Topic: Title: Scoring rules for prediction Authors:  Valentina Mameli - University of Udine (Italy) [presenting]
Federica Giummole - University Ca Foscari Venice (Italy)
Abstract: Most of the methods nowadays employed for comparing probability forecasts are based on proper scoring rules. To our knowledge, the use of scoring rules is exclusively restricted to assess the quality of a given probabilistic forecast for a future random variable. However, in the prediction framework the use of these objects can be extended to provide a whole predictive distribution for the unknown of interest.

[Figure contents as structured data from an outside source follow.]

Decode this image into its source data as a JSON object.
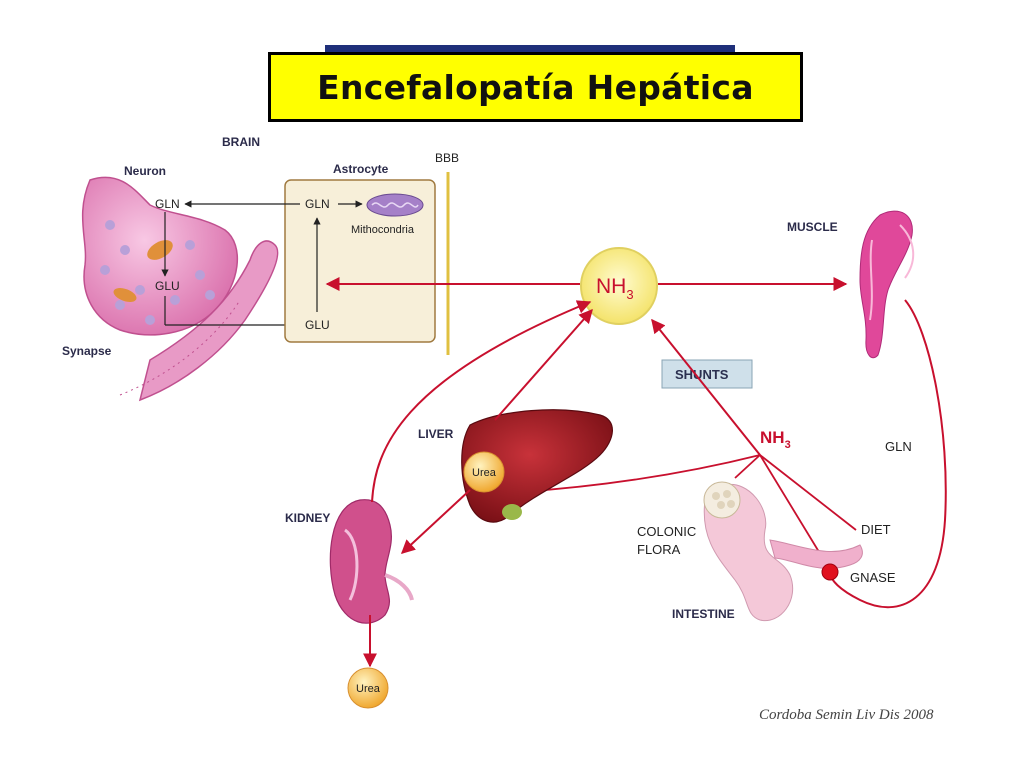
{
  "title": "Encefalopatía Hepática",
  "labels": {
    "brain": "BRAIN",
    "neuron": "Neuron",
    "astrocyte": "Astrocyte",
    "bbb": "BBB",
    "synapse": "Synapse",
    "gln_neuron": "GLN",
    "glu_neuron": "GLU",
    "gln_astro": "GLN",
    "glu_astro": "GLU",
    "mitochondria": "Mithocondria",
    "muscle": "MUSCLE",
    "liver": "LIVER",
    "kidney": "KIDNEY",
    "intestine": "INTESTINE",
    "colonic_flora_1": "COLONIC",
    "colonic_flora_2": "FLORA",
    "diet": "DIET",
    "gnase": "GNASE",
    "gln_side": "GLN",
    "shunts": "SHUNTS",
    "nh3_center": "NH",
    "nh3_center_sub": "3",
    "nh3_small": "NH",
    "nh3_small_sub": "3",
    "urea_liver": "Urea",
    "urea_kidney": "Urea"
  },
  "credit": "Cordoba Semin Liv Dis 2008",
  "colors": {
    "title_bg": "#ffff00",
    "arrow_red": "#c8102e",
    "nh3_circle": "#fff59a",
    "astrocyte_box": "#f7efd9"
  }
}
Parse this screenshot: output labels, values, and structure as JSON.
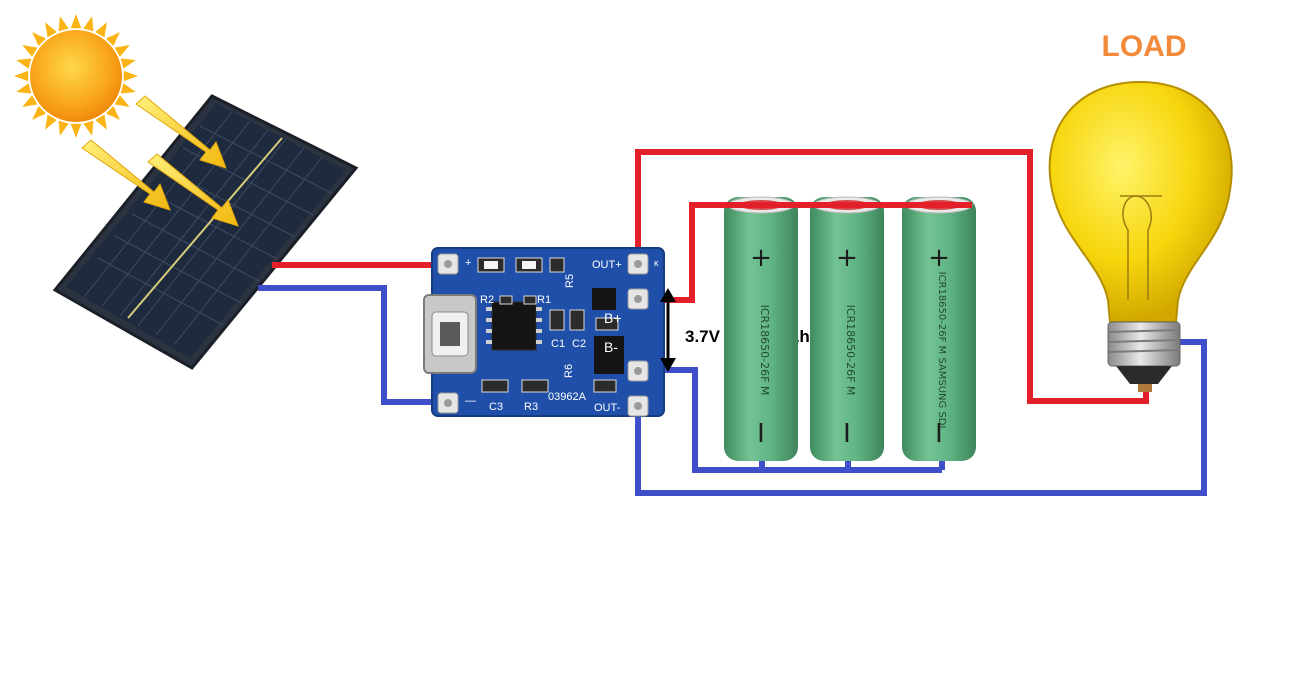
{
  "load_label": "LOAD",
  "battery_label": "3.7V , 6000mAh",
  "board": {
    "model": "03962A",
    "pins": {
      "in_plus": "+",
      "in_minus": "—",
      "out_plus": "OUT+",
      "out_minus": "OUT-",
      "b_plus": "B+",
      "b_minus": "B-"
    },
    "components": [
      "R2",
      "R1",
      "R5",
      "C1",
      "C2",
      "R6",
      "C3",
      "R3",
      "ĸ"
    ]
  },
  "cells": [
    {
      "plus": "+",
      "minus": "I",
      "print": "ICR18650-26F M"
    },
    {
      "plus": "+",
      "minus": "I",
      "print": "ICR18650-26F M"
    },
    {
      "plus": "+",
      "minus": "I",
      "print": "ICR18650-26F M SAMSUNG SDI"
    }
  ],
  "colors": {
    "positive_wire": "#e3202a",
    "negative_wire": "#3f4fc9",
    "load_label": "#f28a3c",
    "board": "#1f4fa8",
    "cell": "#5aa879",
    "bulb": "#f5d20a",
    "sun": "#fbb415"
  },
  "icons": [
    "sun-icon",
    "solar-panel-icon",
    "light-bulb-icon",
    "battery-cell-icon",
    "double-arrow-icon"
  ]
}
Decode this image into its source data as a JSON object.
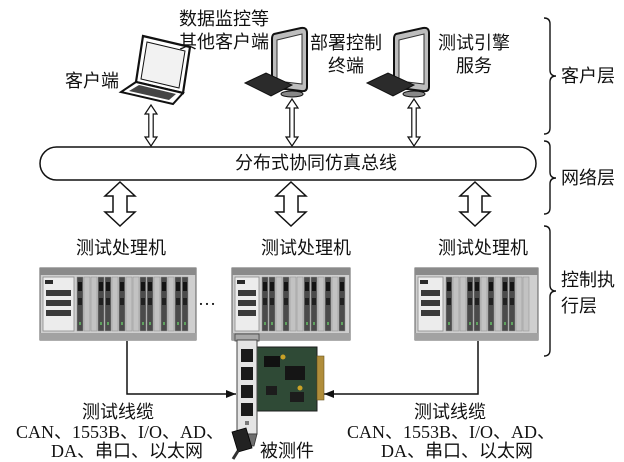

We discuss the asymptotic properties of predictive distributions obtained by minimizing the divergence associated to different scoring rules. Some examples dealing with the Tsallis score, which includes as special cases some of the most used scoring rules, are taken into consideration. For some Gaussian models, the predictive distribution obtained by minimizing the Tsallis divergence is asymptotically equivalent to the one obtained from the Kullback-Liebler divergence. We also consider the class of weighted scoring rules that evaluate probability forecasts on the basis of a non-uniform baseline distribution representing the available information at the time of prediction. The divergences associated to certain weighted scoring rules are shown to be asymptotically equivalent to $\alpha$-divergences, for which optimal predictive distributions exist.